Não se tem medo das alturas quando só se olha para cima. Quando, finalmente, olhamos para baixo com terror, perguntamos “quem foi, quem foi que fez isto?”. Culpamos a desregulamentação como se fosse problema de lei. Apontamos aos mercados como a um matadouro. Dizemos que é ganância como se fosse coisa alheia.“Eu bem te disse que eles sempre acabam por ter ambições”, conclui a velha.

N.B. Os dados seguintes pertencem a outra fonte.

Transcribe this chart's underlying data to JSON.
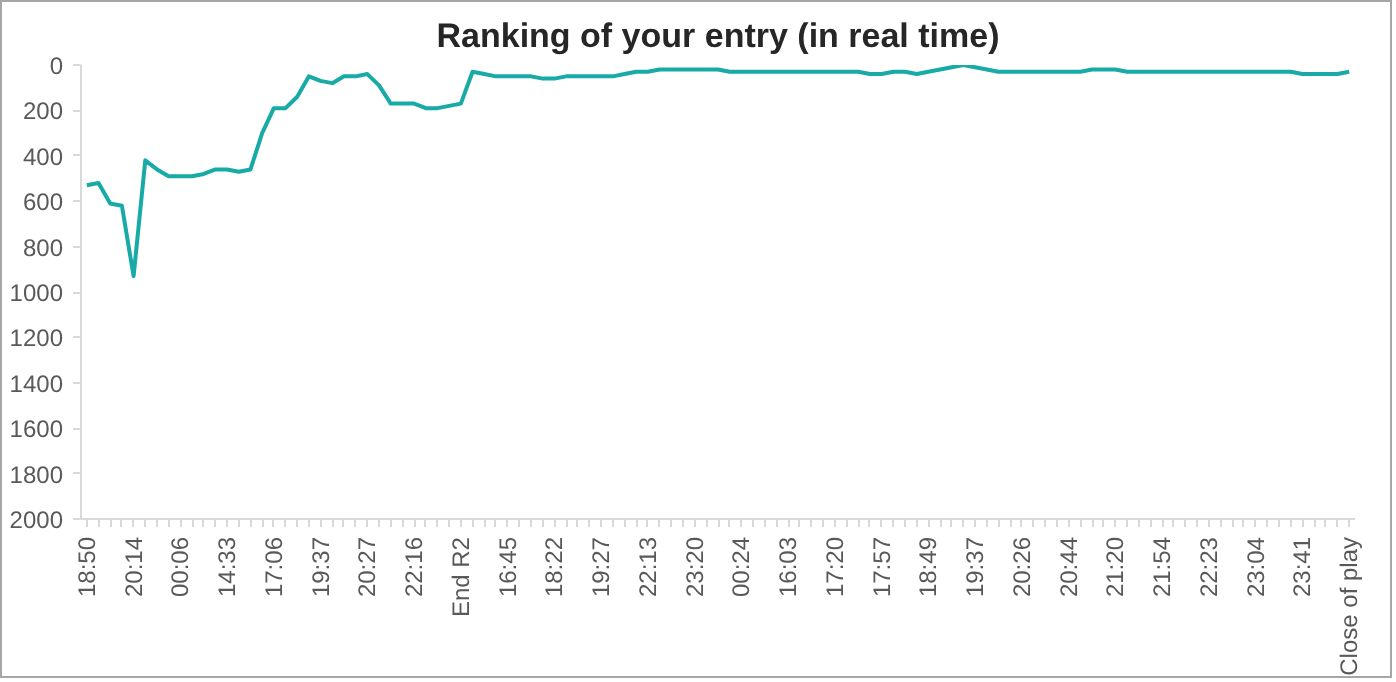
{
  "chart_data": {
    "type": "line",
    "title": "Ranking of your entry (in real time)",
    "categories": [
      "18:50",
      null,
      null,
      null,
      "20:14",
      null,
      null,
      null,
      "00:06",
      null,
      null,
      null,
      "14:33",
      null,
      null,
      null,
      "17:06",
      null,
      null,
      null,
      "19:37",
      null,
      null,
      null,
      "20:27",
      null,
      null,
      null,
      "22:16",
      null,
      null,
      null,
      "End R2",
      null,
      null,
      null,
      "16:45",
      null,
      null,
      null,
      "18:22",
      null,
      null,
      null,
      "19:27",
      null,
      null,
      null,
      "22:13",
      null,
      null,
      null,
      "23:20",
      null,
      null,
      null,
      "00:24",
      null,
      null,
      null,
      "16:03",
      null,
      null,
      null,
      "17:20",
      null,
      null,
      null,
      "17:57",
      null,
      null,
      null,
      "18:49",
      null,
      null,
      null,
      "19:37",
      null,
      null,
      null,
      "20:26",
      null,
      null,
      null,
      "20:44",
      null,
      null,
      null,
      "21:20",
      null,
      null,
      null,
      "21:54",
      null,
      null,
      null,
      "22:23",
      null,
      null,
      null,
      "23:04",
      null,
      null,
      null,
      "23:41",
      null,
      null,
      null,
      "Close of play"
    ],
    "series": [
      {
        "color": "#17aaa6",
        "values": [
          530,
          520,
          610,
          620,
          930,
          420,
          460,
          490,
          490,
          490,
          480,
          460,
          460,
          470,
          460,
          300,
          190,
          190,
          140,
          50,
          70,
          80,
          50,
          50,
          40,
          90,
          170,
          170,
          170,
          190,
          190,
          180,
          170,
          30,
          40,
          50,
          50,
          50,
          50,
          60,
          60,
          50,
          50,
          50,
          50,
          50,
          40,
          30,
          30,
          20,
          20,
          20,
          20,
          20,
          20,
          30,
          30,
          30,
          30,
          30,
          30,
          30,
          30,
          30,
          30,
          30,
          30,
          40,
          40,
          30,
          30,
          40,
          30,
          20,
          10,
          0,
          10,
          20,
          30,
          30,
          30,
          30,
          30,
          30,
          30,
          30,
          20,
          20,
          20,
          30,
          30,
          30,
          30,
          30,
          30,
          30,
          30,
          30,
          30,
          30,
          30,
          30,
          30,
          30,
          40,
          40,
          40,
          40,
          30
        ]
      }
    ],
    "ylim": [
      2000,
      0
    ],
    "yticks": [
      0,
      200,
      400,
      600,
      800,
      1000,
      1200,
      1400,
      1600,
      1800,
      2000
    ],
    "grid": false,
    "marker": "none",
    "line_style": "solid"
  }
}
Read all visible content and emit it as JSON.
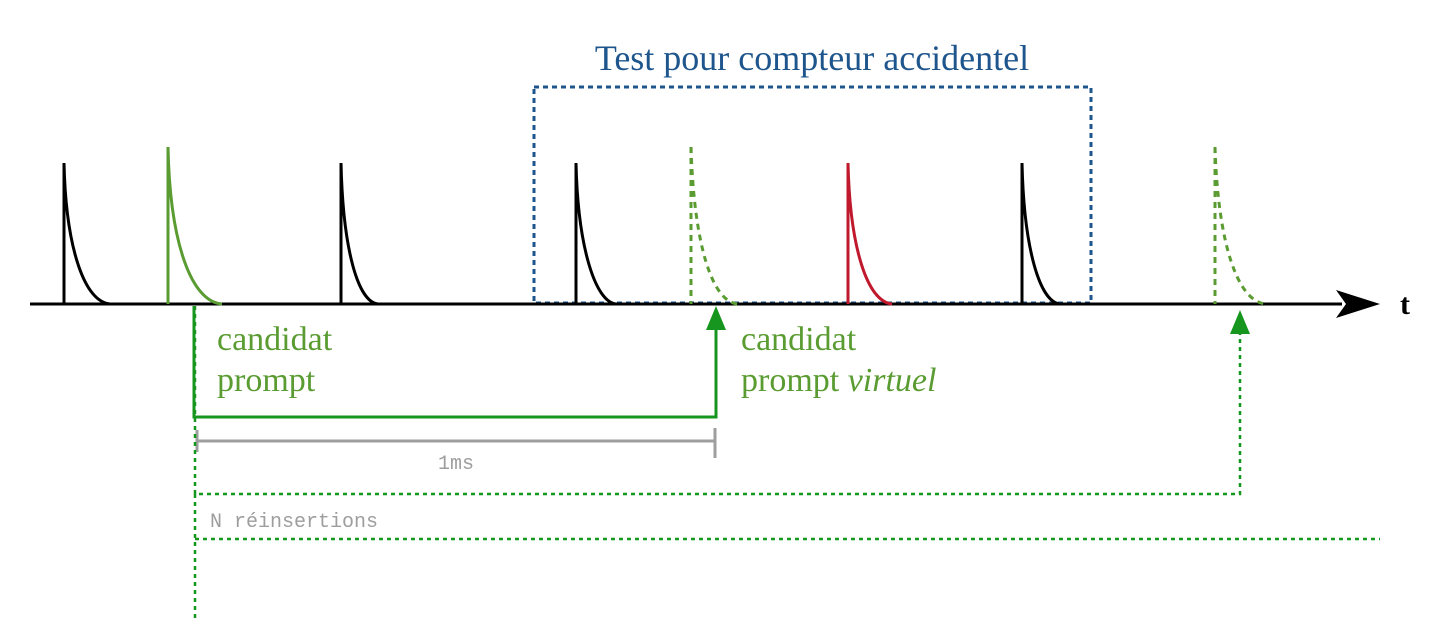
{
  "title": "Test pour compteur accidentel",
  "axis_label": "t",
  "candidate_label_line1": "candidat",
  "candidate_label_line2": "prompt",
  "virtual_label_line1": "candidat",
  "virtual_label_line2_prefix": "prompt ",
  "virtual_label_line2_italic": "virtuel",
  "interval_label": "1ms",
  "reinsertions_label": "N réinsertions",
  "colors": {
    "axis": "#000000",
    "pulse_black": "#000000",
    "pulse_green": "#5a9c32",
    "pulse_red": "#c0182c",
    "arrow_green": "#16961e",
    "window_blue": "#1d558c",
    "interval_gray": "#9e9e9e"
  },
  "icons": [
    "arrow-right-icon",
    "arrow-up-icon"
  ]
}
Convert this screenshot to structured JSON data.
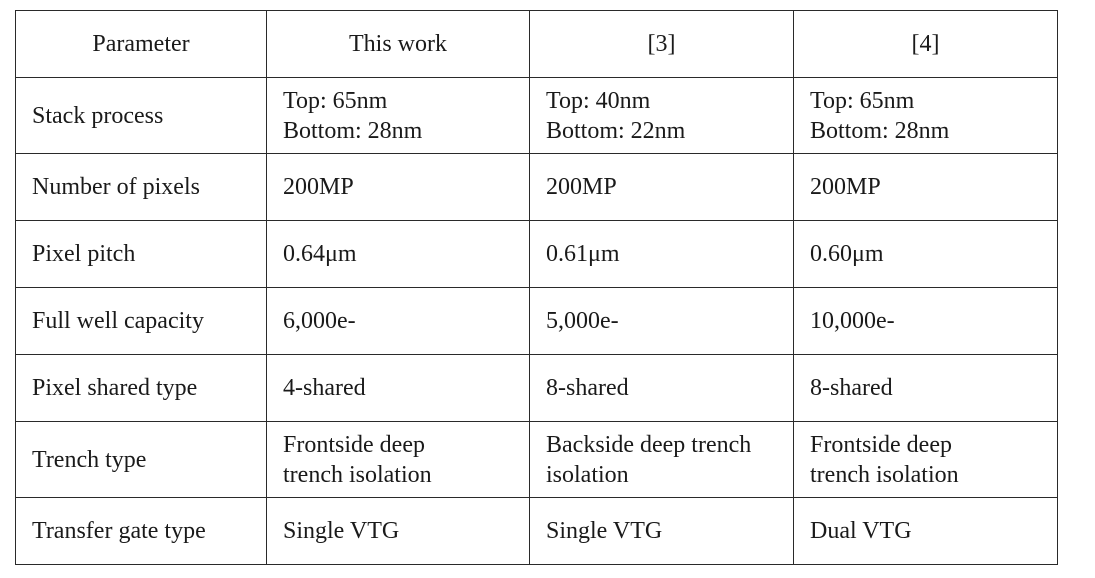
{
  "table": {
    "headers": [
      "Parameter",
      "This work",
      "[3]",
      "[4]"
    ],
    "rows": [
      {
        "parameter": "Stack process",
        "values": [
          [
            "Top: 65nm",
            "Bottom: 28nm"
          ],
          [
            "Top: 40nm",
            "Bottom: 22nm"
          ],
          [
            "Top: 65nm",
            "Bottom: 28nm"
          ]
        ]
      },
      {
        "parameter": "Number of pixels",
        "values": [
          [
            "200MP"
          ],
          [
            "200MP"
          ],
          [
            "200MP"
          ]
        ]
      },
      {
        "parameter": "Pixel pitch",
        "values": [
          [
            "0.64μm"
          ],
          [
            "0.61μm"
          ],
          [
            "0.60μm"
          ]
        ]
      },
      {
        "parameter": "Full well capacity",
        "values": [
          [
            "6,000e-"
          ],
          [
            "5,000e-"
          ],
          [
            "10,000e-"
          ]
        ]
      },
      {
        "parameter": "Pixel shared type",
        "values": [
          [
            "4-shared"
          ],
          [
            "8-shared"
          ],
          [
            "8-shared"
          ]
        ]
      },
      {
        "parameter": "Trench type",
        "values": [
          [
            "Frontside deep",
            "trench isolation"
          ],
          [
            "Backside deep trench",
            "isolation"
          ],
          [
            "Frontside deep",
            "trench isolation"
          ]
        ]
      },
      {
        "parameter": "Transfer gate type",
        "values": [
          [
            "Single VTG"
          ],
          [
            "Single VTG"
          ],
          [
            "Dual VTG"
          ]
        ]
      }
    ]
  }
}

A velha é rica e está feia mas, ao contrário da dona Prudência de William Blake, não está solteirona nem é cortejada pela impotência: come carne de marido e bebe sangue de mundo. Por fastio. Por capricho. Por vingança. Por missão. Por consumição? A velha é superpotência, é a mulher mais rica do mundo, e regressa à cidade falida para a salvar, 45 anos depois de de lá ser escorraçada por gravidez não correspondida. Era ruiva. Saiu nova para uma velha profissão. Regressa velha para uma nova procissão. A procissão de um morto. A Clara, a Clarinha, a mais-que-tudo de quem não tem nada, quer um morto no caixão. O morto há-de ser o catita daquela cidade, cabrão que ela amou 45 anos antes e a trocou por mercearia, deixando-a com uma engenhoca nos braços como o engenheiro que sempre não era engenheiro de Alexandre O’Neill. O cabrão virou estimável, mas a mulher amar na palha não podia, menos ainda se por prazer. “Fungar, fungues tu ainda hoje no inferno com o Diabo a cavalo!”, dizia outra velha em Terras do Demo, de Aquilino Ribeiro, ao ouvir o arfar e os gonzos a chiar no quarto ao lado. “Cabra! Grande coira! Não te emprenha o ladrão para saberes o que custam gostinhos!” A Clara, a Clarinha, foi prenha conhecer os gostinhos: vendeu-se a homens e depois comprou-lhes o mundo para dele fazer bordel e os bordéis, dizem os provérbios do Inferno de Blake, constroem-se com os tijolos da Religião.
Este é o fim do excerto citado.